I would argue that this is not a good practice. The security risks that @Heinzi pointed out are very real, but even if you do everything correctly security-wise, you still have end up having a bunch of [presumably important] user files stored on your server. Servers should ideally be ephemeral. There are much better solutions for storing files than just having them lie around in your server. Even if you are taking automated backups (are you?), your setup for them is probably nowhere near as robust as it ideally could be.

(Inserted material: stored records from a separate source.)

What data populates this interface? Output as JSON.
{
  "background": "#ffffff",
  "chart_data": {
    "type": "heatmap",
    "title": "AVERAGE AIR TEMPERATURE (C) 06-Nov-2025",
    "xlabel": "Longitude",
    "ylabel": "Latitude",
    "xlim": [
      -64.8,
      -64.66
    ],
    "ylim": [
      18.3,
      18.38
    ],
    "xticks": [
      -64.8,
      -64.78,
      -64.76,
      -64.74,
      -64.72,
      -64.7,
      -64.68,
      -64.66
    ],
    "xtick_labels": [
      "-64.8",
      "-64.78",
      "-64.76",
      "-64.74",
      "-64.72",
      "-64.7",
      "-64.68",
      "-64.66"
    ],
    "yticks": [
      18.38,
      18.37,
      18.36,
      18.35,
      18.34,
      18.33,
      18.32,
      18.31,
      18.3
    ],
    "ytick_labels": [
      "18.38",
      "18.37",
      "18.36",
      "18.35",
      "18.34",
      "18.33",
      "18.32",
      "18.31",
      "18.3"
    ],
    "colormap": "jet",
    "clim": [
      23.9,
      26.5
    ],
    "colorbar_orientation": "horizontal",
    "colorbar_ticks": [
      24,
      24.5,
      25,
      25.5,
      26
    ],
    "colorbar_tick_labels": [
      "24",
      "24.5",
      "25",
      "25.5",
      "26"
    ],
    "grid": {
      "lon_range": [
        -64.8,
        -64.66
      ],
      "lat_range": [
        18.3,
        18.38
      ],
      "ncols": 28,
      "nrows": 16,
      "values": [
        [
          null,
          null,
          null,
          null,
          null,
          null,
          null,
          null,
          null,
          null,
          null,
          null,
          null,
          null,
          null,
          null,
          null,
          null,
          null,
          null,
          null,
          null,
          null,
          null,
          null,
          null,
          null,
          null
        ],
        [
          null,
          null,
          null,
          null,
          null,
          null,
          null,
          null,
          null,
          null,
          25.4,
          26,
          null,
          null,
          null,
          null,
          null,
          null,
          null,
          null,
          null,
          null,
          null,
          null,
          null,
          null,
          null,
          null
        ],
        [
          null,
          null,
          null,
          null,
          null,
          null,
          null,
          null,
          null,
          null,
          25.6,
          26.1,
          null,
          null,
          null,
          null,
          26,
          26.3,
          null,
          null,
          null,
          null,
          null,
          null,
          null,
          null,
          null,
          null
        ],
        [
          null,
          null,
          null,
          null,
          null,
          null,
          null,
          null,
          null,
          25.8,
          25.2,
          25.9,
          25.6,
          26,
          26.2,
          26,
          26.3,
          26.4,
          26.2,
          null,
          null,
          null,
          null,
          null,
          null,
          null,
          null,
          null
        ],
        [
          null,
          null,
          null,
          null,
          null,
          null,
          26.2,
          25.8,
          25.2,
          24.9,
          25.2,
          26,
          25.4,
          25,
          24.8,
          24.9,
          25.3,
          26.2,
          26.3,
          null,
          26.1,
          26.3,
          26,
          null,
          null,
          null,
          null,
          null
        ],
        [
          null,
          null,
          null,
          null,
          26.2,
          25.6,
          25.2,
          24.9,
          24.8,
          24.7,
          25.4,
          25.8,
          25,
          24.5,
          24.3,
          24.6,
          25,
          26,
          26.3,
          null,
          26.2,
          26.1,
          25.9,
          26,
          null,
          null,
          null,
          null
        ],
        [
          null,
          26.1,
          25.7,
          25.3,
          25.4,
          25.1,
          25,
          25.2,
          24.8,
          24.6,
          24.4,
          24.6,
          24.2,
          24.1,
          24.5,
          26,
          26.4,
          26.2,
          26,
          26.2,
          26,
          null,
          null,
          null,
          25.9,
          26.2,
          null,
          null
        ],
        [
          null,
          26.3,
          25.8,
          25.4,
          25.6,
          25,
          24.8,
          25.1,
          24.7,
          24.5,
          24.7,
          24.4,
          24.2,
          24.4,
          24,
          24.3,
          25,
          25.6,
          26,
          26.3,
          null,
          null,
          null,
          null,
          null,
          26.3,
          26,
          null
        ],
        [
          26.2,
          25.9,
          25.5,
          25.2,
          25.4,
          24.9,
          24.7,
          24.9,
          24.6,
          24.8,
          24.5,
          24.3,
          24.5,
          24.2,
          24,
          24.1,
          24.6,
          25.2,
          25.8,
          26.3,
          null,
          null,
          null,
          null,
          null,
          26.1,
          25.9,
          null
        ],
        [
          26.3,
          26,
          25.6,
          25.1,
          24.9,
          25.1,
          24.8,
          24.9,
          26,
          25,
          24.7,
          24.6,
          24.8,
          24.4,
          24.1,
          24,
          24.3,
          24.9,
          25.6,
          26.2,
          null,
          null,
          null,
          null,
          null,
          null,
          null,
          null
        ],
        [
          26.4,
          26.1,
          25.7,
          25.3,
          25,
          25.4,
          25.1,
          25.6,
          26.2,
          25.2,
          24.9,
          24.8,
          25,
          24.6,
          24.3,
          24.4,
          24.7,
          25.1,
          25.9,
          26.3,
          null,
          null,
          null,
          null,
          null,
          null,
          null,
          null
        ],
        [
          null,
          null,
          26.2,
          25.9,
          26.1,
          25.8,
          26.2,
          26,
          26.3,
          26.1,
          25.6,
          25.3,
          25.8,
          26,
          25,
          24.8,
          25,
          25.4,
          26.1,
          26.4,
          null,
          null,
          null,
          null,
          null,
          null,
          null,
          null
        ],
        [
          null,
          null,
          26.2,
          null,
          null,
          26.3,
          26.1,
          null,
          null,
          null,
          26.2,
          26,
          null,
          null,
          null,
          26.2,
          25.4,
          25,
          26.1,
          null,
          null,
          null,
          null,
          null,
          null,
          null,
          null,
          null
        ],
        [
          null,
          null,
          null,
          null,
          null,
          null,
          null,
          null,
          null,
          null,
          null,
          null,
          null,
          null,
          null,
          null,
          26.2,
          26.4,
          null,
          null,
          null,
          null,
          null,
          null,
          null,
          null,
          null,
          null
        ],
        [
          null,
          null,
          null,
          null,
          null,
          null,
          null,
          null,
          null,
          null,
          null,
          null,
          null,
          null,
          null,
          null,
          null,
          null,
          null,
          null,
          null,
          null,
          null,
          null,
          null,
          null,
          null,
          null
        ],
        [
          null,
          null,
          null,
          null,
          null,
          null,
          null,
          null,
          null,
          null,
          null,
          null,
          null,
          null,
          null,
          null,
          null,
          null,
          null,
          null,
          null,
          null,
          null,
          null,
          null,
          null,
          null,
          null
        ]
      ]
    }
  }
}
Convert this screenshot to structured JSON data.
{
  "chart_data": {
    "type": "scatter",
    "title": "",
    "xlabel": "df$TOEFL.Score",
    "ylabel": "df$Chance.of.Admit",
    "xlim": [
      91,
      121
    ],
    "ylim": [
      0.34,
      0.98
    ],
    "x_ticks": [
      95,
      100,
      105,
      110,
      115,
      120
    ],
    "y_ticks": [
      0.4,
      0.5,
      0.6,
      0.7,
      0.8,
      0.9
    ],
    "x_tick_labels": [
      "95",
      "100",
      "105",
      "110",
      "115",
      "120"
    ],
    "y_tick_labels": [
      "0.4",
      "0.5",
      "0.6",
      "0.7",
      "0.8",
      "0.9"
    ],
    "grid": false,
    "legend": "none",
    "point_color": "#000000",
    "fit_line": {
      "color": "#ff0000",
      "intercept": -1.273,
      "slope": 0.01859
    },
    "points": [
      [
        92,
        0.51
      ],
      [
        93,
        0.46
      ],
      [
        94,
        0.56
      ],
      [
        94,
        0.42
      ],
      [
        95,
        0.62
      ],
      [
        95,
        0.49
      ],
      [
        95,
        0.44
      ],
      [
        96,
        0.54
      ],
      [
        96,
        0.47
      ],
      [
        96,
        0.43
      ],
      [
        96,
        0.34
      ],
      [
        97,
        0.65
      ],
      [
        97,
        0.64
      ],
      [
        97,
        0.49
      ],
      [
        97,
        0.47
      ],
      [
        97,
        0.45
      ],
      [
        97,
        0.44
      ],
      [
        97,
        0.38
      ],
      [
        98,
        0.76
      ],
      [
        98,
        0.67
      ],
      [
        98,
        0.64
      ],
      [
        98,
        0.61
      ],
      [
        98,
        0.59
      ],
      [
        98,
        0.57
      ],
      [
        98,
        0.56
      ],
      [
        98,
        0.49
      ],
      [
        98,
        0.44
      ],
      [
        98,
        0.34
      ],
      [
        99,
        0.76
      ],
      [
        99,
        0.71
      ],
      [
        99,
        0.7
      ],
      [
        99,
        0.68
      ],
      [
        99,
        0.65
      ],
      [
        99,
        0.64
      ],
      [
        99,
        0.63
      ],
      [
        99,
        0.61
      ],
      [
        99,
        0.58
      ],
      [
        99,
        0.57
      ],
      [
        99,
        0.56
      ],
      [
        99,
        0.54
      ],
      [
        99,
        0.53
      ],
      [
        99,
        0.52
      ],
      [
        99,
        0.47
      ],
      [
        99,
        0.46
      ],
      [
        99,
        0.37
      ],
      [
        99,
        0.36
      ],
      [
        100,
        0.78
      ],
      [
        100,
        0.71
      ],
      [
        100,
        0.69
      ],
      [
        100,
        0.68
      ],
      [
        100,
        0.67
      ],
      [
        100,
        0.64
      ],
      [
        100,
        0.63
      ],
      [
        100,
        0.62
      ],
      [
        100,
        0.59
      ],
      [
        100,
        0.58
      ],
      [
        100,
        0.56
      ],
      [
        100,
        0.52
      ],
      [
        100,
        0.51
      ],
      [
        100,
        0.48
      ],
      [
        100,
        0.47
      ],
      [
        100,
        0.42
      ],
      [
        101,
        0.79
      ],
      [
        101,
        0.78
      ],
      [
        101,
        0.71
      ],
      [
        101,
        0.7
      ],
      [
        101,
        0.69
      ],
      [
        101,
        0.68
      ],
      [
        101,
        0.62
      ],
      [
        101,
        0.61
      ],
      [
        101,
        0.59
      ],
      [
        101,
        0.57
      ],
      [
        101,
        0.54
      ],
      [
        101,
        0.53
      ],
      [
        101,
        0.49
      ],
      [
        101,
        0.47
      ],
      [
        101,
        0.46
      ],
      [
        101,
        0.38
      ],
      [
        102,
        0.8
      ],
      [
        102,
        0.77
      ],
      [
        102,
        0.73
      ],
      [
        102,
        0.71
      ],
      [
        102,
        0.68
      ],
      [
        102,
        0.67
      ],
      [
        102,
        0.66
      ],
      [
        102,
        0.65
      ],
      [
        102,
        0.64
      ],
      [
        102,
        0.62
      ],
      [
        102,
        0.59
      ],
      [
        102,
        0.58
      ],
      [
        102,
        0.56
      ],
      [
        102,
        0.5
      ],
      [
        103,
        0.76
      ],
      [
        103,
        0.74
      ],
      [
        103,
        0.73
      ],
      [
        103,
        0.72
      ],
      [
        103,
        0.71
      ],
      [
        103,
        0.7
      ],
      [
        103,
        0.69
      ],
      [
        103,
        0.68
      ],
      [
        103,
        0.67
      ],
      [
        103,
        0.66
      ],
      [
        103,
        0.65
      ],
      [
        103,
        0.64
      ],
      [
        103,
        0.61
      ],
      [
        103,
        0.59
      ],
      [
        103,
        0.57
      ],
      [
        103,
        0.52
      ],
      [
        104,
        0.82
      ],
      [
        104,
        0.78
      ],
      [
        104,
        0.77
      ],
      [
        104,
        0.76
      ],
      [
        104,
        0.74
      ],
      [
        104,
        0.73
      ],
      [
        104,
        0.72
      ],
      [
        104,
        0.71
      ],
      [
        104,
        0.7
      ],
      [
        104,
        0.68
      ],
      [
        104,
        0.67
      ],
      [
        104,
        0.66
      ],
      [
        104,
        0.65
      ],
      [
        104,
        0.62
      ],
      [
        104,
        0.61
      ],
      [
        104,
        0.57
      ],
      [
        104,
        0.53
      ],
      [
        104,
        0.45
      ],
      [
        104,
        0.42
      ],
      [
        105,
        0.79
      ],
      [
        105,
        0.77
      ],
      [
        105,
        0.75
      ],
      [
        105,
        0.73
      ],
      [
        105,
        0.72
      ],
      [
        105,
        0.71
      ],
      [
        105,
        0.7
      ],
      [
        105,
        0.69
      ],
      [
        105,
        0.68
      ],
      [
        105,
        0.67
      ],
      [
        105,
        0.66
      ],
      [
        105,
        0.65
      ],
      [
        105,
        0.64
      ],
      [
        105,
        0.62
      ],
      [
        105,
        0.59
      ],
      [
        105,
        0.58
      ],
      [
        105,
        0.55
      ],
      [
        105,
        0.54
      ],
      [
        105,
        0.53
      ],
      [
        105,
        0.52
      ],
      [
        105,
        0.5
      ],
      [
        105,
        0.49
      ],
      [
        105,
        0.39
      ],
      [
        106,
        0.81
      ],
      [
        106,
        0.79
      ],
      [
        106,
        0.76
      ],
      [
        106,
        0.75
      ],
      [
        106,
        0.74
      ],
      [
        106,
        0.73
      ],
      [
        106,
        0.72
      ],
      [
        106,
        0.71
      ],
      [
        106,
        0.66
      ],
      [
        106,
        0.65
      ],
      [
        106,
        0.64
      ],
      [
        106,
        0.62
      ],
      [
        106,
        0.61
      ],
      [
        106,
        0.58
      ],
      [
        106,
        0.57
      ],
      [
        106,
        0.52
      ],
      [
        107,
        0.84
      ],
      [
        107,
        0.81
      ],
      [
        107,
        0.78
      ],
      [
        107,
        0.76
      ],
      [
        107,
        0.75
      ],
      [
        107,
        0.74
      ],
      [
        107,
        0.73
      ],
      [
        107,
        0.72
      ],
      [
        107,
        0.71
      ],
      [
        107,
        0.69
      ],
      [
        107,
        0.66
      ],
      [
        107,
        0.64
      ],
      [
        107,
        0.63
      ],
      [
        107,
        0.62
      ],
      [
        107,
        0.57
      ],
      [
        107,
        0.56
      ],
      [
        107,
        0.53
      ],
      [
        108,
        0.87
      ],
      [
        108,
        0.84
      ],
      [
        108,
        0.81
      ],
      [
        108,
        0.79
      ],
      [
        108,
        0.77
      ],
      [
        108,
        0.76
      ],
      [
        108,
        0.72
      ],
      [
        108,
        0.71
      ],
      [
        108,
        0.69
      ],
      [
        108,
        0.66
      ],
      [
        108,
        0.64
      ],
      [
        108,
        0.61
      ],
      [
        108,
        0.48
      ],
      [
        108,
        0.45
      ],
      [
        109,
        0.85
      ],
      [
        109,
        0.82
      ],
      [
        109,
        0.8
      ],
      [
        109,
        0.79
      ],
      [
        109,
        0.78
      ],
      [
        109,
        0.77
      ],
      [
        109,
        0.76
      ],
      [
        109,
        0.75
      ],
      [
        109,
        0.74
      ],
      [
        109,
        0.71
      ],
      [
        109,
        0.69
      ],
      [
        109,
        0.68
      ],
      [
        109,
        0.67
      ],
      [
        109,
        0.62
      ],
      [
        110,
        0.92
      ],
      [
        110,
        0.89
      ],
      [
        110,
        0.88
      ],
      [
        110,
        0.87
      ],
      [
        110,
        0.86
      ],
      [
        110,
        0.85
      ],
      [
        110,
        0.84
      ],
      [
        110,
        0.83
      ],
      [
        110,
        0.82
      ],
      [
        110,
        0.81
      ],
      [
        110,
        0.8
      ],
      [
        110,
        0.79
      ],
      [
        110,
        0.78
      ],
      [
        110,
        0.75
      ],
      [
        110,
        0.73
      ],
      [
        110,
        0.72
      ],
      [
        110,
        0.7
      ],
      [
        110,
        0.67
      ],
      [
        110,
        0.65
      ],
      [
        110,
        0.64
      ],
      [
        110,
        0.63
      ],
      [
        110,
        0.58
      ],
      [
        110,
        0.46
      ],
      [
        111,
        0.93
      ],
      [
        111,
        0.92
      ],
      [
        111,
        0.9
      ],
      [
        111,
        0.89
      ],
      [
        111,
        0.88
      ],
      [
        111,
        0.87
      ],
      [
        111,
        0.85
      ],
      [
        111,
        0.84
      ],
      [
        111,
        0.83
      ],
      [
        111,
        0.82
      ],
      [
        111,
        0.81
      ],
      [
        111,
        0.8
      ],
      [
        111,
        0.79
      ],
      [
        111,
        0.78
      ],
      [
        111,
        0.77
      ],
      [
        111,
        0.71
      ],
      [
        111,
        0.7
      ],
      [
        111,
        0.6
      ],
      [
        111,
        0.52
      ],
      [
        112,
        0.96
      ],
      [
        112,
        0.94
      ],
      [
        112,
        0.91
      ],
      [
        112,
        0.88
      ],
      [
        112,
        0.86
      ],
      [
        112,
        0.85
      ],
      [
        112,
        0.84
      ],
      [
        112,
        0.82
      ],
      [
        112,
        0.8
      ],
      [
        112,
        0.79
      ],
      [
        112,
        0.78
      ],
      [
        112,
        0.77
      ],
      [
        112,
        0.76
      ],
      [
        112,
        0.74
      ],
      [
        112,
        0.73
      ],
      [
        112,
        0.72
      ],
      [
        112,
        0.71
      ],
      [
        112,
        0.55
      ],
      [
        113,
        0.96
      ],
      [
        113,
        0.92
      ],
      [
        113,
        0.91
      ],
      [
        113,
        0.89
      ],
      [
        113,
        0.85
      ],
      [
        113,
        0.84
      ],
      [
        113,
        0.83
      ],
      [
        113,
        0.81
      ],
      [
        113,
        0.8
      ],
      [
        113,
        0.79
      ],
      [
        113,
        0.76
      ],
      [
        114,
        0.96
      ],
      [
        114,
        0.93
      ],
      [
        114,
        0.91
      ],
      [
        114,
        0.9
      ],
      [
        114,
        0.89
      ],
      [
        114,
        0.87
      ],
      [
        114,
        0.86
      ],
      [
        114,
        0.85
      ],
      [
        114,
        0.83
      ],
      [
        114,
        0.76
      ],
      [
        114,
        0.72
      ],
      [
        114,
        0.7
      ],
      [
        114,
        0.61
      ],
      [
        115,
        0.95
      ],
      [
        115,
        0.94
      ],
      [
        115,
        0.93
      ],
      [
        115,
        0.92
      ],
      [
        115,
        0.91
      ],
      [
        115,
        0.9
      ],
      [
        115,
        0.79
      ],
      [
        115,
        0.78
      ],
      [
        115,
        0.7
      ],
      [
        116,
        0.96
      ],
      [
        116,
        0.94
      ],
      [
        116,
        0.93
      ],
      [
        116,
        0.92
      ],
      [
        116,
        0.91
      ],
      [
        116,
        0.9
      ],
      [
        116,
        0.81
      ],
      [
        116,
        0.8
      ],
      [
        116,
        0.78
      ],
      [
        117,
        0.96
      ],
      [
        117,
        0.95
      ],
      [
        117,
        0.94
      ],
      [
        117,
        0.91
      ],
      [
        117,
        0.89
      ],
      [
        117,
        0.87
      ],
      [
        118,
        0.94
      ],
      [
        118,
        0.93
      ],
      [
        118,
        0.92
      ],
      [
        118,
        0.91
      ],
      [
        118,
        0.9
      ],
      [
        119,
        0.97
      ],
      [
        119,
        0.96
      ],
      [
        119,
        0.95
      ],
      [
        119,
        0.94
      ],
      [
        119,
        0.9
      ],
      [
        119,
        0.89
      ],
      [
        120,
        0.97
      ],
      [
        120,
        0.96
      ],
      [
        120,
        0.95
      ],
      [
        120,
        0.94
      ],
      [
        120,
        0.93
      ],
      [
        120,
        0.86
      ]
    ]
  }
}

I'd advice you to for example look into AWS S3 or Google Cloud Storage, these kind of managed file storage solutions are extremely cheap nowadays and take care of all the hazzle for you.

+ 0
ธงชาติไทย
Elon Musk
I sit in a Tesla and translated this thread with Ai:

mangohost

Post an answer

Most people don’t grasp that asking a lot of questions unlocks learning and improves interpersonal bonding. In Alison’s studies, for example, though people could accurately recall how many questions had been asked in their conversations, they didn’t intuit the link between questions and liking. Across four studies, in which participants were engaged in conversations themselves or read transcripts of others’ conversations, people tended not to realize that question asking would influence—or had influenced—the level of amity between the conversationalists.